Parts d’héritage (Kitab Al-Fara’id)
كتاب الفرائض
Chapitre 1086: L’abrogation de l’héritage dû aux alliances Par l’héritage dû aux relations
نَسْخِ مِيرَاثِ الْعَقْدِ بِمِيرَاثِ الرَّحِمِ
Concernant le verset :
Et ceux qui ont cru et ont émigré... Et ceux qui ont cru et n'ont pas émigré: Le Bédouin n'héritait pas de l'émigré, et l'émigré n'héritait pas de lui. Cela fut alors abrogé, et Il dit :
Et les liens de parenté sont les uns plus proches des autres.

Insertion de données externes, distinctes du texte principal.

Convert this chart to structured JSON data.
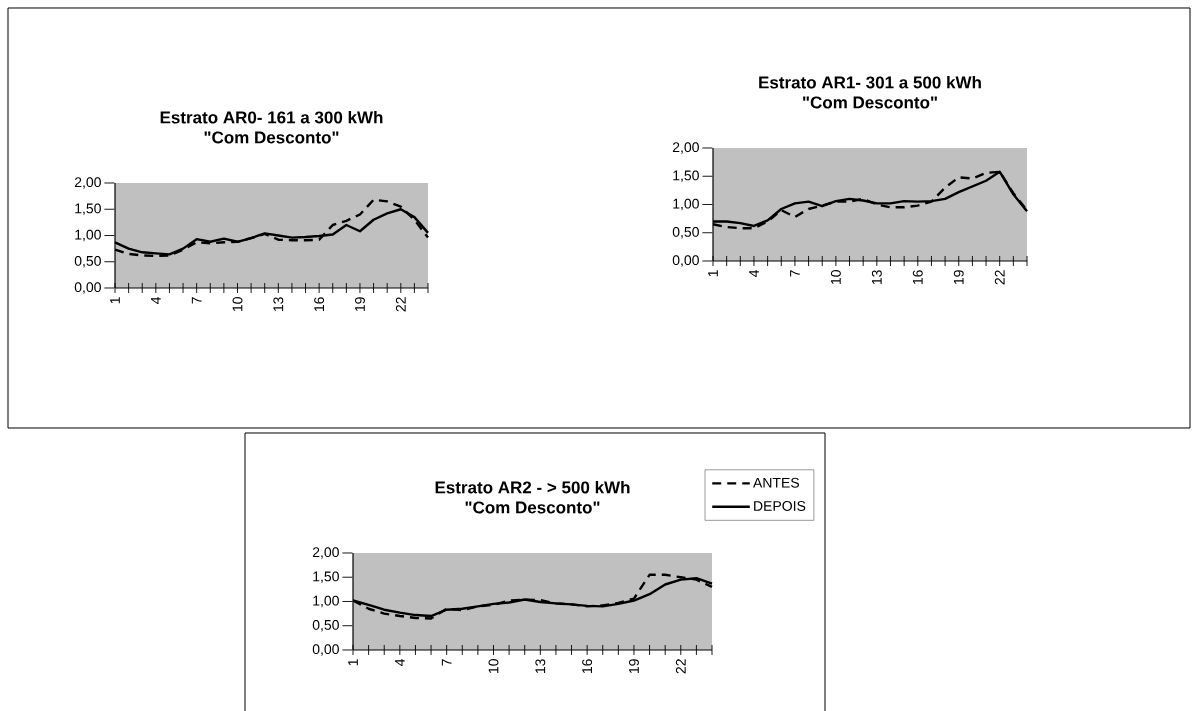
{
  "chart_data": [
    {
      "type": "line",
      "title": "Estrato AR0- 161 a 300 kWh",
      "subtitle": "\"Com Desconto\"",
      "categories": [
        "1",
        null,
        null,
        "4",
        null,
        null,
        "7",
        null,
        null,
        "10",
        null,
        null,
        "13",
        null,
        null,
        "16",
        null,
        null,
        "19",
        null,
        null,
        "22",
        null,
        null
      ],
      "series": [
        {
          "color": "#000000",
          "line_style": "dashed",
          "values": [
            0.73,
            0.65,
            0.62,
            0.61,
            0.62,
            0.73,
            0.87,
            0.85,
            0.87,
            0.88,
            0.95,
            1.03,
            0.92,
            0.91,
            0.91,
            0.92,
            1.2,
            1.28,
            1.4,
            1.68,
            1.65,
            1.55,
            1.3,
            0.96
          ]
        },
        {
          "color": "#000000",
          "line_style": "solid",
          "values": [
            0.87,
            0.75,
            0.68,
            0.66,
            0.64,
            0.75,
            0.93,
            0.88,
            0.94,
            0.88,
            0.95,
            1.04,
            1.0,
            0.96,
            0.97,
            0.99,
            1.02,
            1.2,
            1.08,
            1.3,
            1.42,
            1.5,
            1.35,
            1.05
          ]
        }
      ],
      "ylim": [
        0,
        2
      ],
      "yticks": [
        {
          "value": 0,
          "label": "0,00"
        },
        {
          "value": 0.5,
          "label": "0,50"
        },
        {
          "value": 1,
          "label": "1,00"
        },
        {
          "value": 1.5,
          "label": "1,50"
        },
        {
          "value": 2,
          "label": "2,00"
        }
      ],
      "grid": false,
      "legend": false
    },
    {
      "type": "line",
      "title": "Estrato AR1- 301 a 500 kWh",
      "subtitle": "\"Com Desconto\"",
      "categories": [
        "1",
        null,
        null,
        "4",
        null,
        null,
        "7",
        null,
        null,
        "10",
        null,
        null,
        "13",
        null,
        null,
        "16",
        null,
        null,
        "19",
        null,
        null,
        "22",
        null,
        null
      ],
      "series": [
        {
          "color": "#000000",
          "line_style": "dashed",
          "values": [
            0.65,
            0.6,
            0.58,
            0.58,
            0.7,
            0.9,
            0.78,
            0.92,
            0.98,
            1.05,
            1.05,
            1.1,
            1.0,
            0.95,
            0.95,
            0.98,
            1.05,
            1.3,
            1.48,
            1.46,
            1.56,
            1.58,
            1.2,
            0.9
          ]
        },
        {
          "color": "#000000",
          "line_style": "solid",
          "values": [
            0.7,
            0.7,
            0.67,
            0.62,
            0.72,
            0.92,
            1.02,
            1.05,
            0.97,
            1.06,
            1.1,
            1.07,
            1.02,
            1.02,
            1.06,
            1.05,
            1.06,
            1.1,
            1.22,
            1.32,
            1.42,
            1.58,
            1.18,
            0.88
          ]
        }
      ],
      "ylim": [
        0,
        2
      ],
      "yticks": [
        {
          "value": 0,
          "label": "0,00"
        },
        {
          "value": 0.5,
          "label": "0,50"
        },
        {
          "value": 1,
          "label": "1,00"
        },
        {
          "value": 1.5,
          "label": "1,50"
        },
        {
          "value": 2,
          "label": "2,00"
        }
      ],
      "grid": false,
      "legend": false
    },
    {
      "type": "line",
      "title": "Estrato AR2 - > 500 kWh",
      "subtitle": "\"Com Desconto\"",
      "categories": [
        "1",
        null,
        null,
        "4",
        null,
        null,
        "7",
        null,
        null,
        "10",
        null,
        null,
        "13",
        null,
        null,
        "16",
        null,
        null,
        "19",
        null,
        null,
        "22",
        null,
        null
      ],
      "series": [
        {
          "name": "ANTES",
          "color": "#000000",
          "line_style": "dashed",
          "values": [
            1.02,
            0.85,
            0.75,
            0.7,
            0.66,
            0.65,
            0.85,
            0.82,
            0.9,
            0.93,
            1.02,
            1.04,
            1.03,
            0.96,
            0.94,
            0.9,
            0.92,
            0.97,
            1.06,
            1.55,
            1.55,
            1.5,
            1.45,
            1.3
          ]
        },
        {
          "name": "DEPOIS",
          "color": "#000000",
          "line_style": "solid",
          "values": [
            1.02,
            0.93,
            0.83,
            0.77,
            0.72,
            0.7,
            0.83,
            0.85,
            0.9,
            0.95,
            0.98,
            1.04,
            0.99,
            0.96,
            0.94,
            0.91,
            0.9,
            0.95,
            1.02,
            1.15,
            1.35,
            1.45,
            1.48,
            1.37
          ]
        }
      ],
      "ylim": [
        0,
        2
      ],
      "yticks": [
        {
          "value": 0,
          "label": "0,00"
        },
        {
          "value": 0.5,
          "label": "0,50"
        },
        {
          "value": 1,
          "label": "1,00"
        },
        {
          "value": 1.5,
          "label": "1,50"
        },
        {
          "value": 2,
          "label": "2,00"
        }
      ],
      "grid": false,
      "legend": "top right"
    }
  ]
}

Chapitre 1087: À propos des allégeances
فِي الْحِلْفِ
Le Messager d'Allah (ﷺ) a dit : Il n'y a point d'alliance en Islam, et toute alliance conclue au temps de l'ignorance, l'Islam ne fait que la renforcer.

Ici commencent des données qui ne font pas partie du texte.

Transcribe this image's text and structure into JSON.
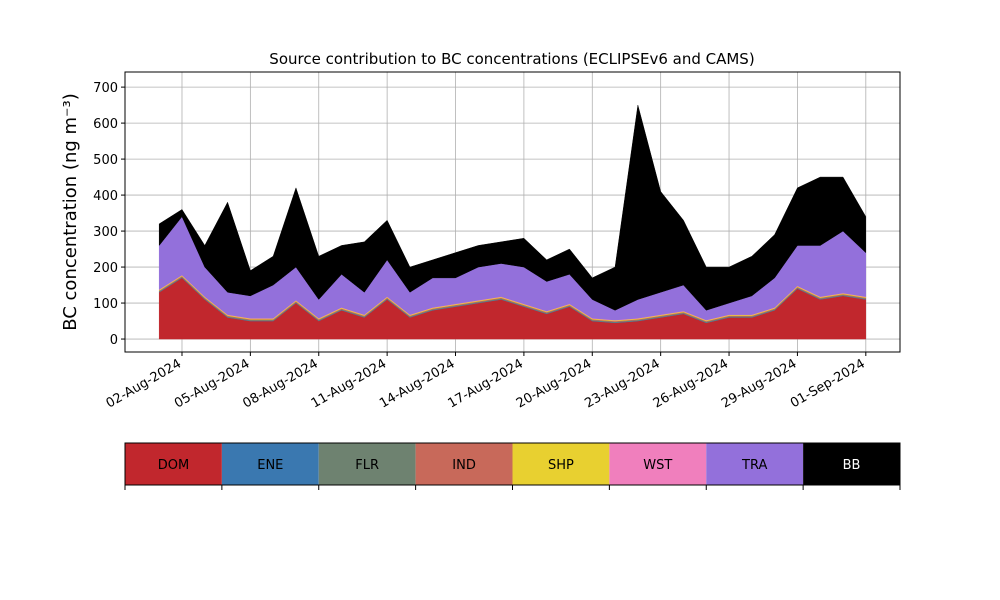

Le Messager d'Allah (ﷺ) a établi un pacte d'alliance entre les Émigrés et les Auxiliaires dans notre maison. On lui dit alors : Le Messager d'Allah (ﷺ) n'a-t-il pas dit : "Point d'alliance en islam" ? Il répondit : Le Messager d'Allah (ﷺ) a établi un pacte d'alliance entre les Émigrés et les Auxiliaires dans notre maison, à deux ou trois reprises.

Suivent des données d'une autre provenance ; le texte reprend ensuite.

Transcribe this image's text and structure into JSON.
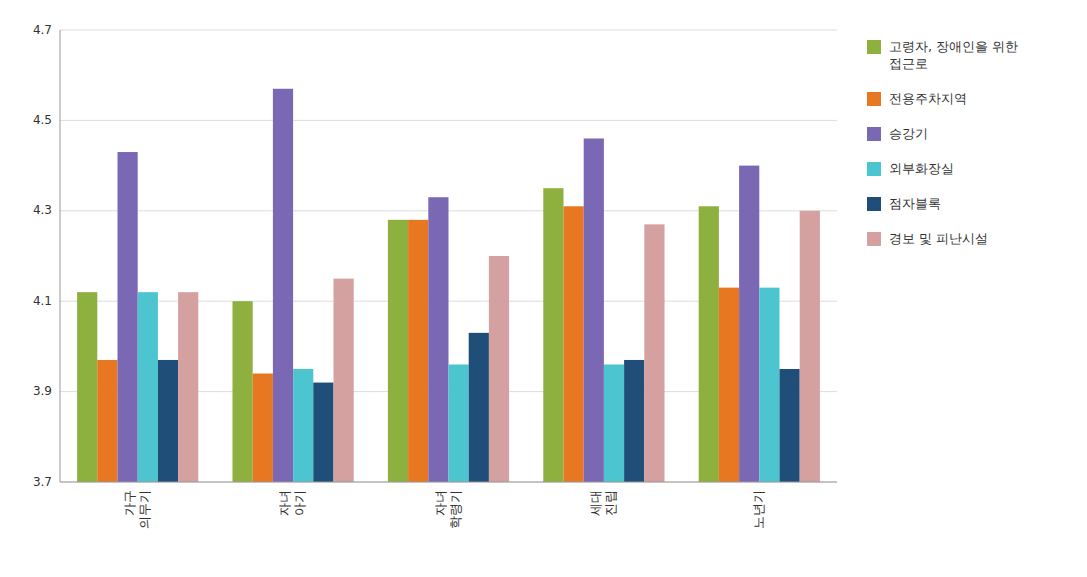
{
  "chart_data": {
    "type": "bar",
    "categories": [
      "가구\n의무기",
      "자녀\n아기",
      "자녀\n학령기",
      "세대\n진립",
      "노년기"
    ],
    "series": [
      {
        "name": "고령자, 장애인을 위한\n접근로",
        "color": "#8DB03E",
        "values": [
          4.12,
          4.1,
          4.28,
          4.35,
          4.31
        ]
      },
      {
        "name": "전용주차지역",
        "color": "#E87722",
        "values": [
          3.97,
          3.94,
          4.28,
          4.31,
          4.13
        ]
      },
      {
        "name": "승강기",
        "color": "#7B68B5",
        "values": [
          4.43,
          4.57,
          4.33,
          4.46,
          4.4
        ]
      },
      {
        "name": "외부화장실",
        "color": "#4CC5D0",
        "values": [
          4.12,
          3.95,
          3.96,
          3.96,
          4.13
        ]
      },
      {
        "name": "점자블록",
        "color": "#1F4E79",
        "values": [
          3.97,
          3.92,
          4.03,
          3.97,
          3.95
        ]
      },
      {
        "name": "경보 및 피난시설",
        "color": "#D4A0A0",
        "values": [
          4.12,
          4.15,
          4.2,
          4.27,
          4.3
        ]
      }
    ],
    "ylim": [
      3.7,
      4.7
    ],
    "yticks": [
      3.7,
      3.9,
      4.1,
      4.3,
      4.5,
      4.7
    ],
    "grid": true,
    "legend": "right"
  }
}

Chapitre 1088: À propos d’une femme héritant du prix du sang de son mari
فِي الْمَرْأَةِ تَرِثُ مِنْ دِيَةِ زَوْجِهَا
Sa'id a dit : Umar ibn al-Khattab disait : Le prix du sang (diyah) incombe à l' 'aqilah, et la femme n'hérite en rien du prix du sang de son mari, jusqu'à ce que Ad-Dahhak ibn Sufyan lui dise : Le Messager d'Allah (ﷺ) m'a écrit d'accorder à la femme d'Ashyam ad-Dubabi sa part d'héritage sur le prix du sang de son mari. Alors Umar est revenu sur sa position.
Ahmad ibn Salih a dit : Abdur-Razzaq nous a rapporté ce hadith d'après Ma'mar, d'après al-Zuhri, d'après Sa'id, et il y a ajouté : Et le Prophète (ﷺ) l'avait nommé gouverneur sur les bédouins.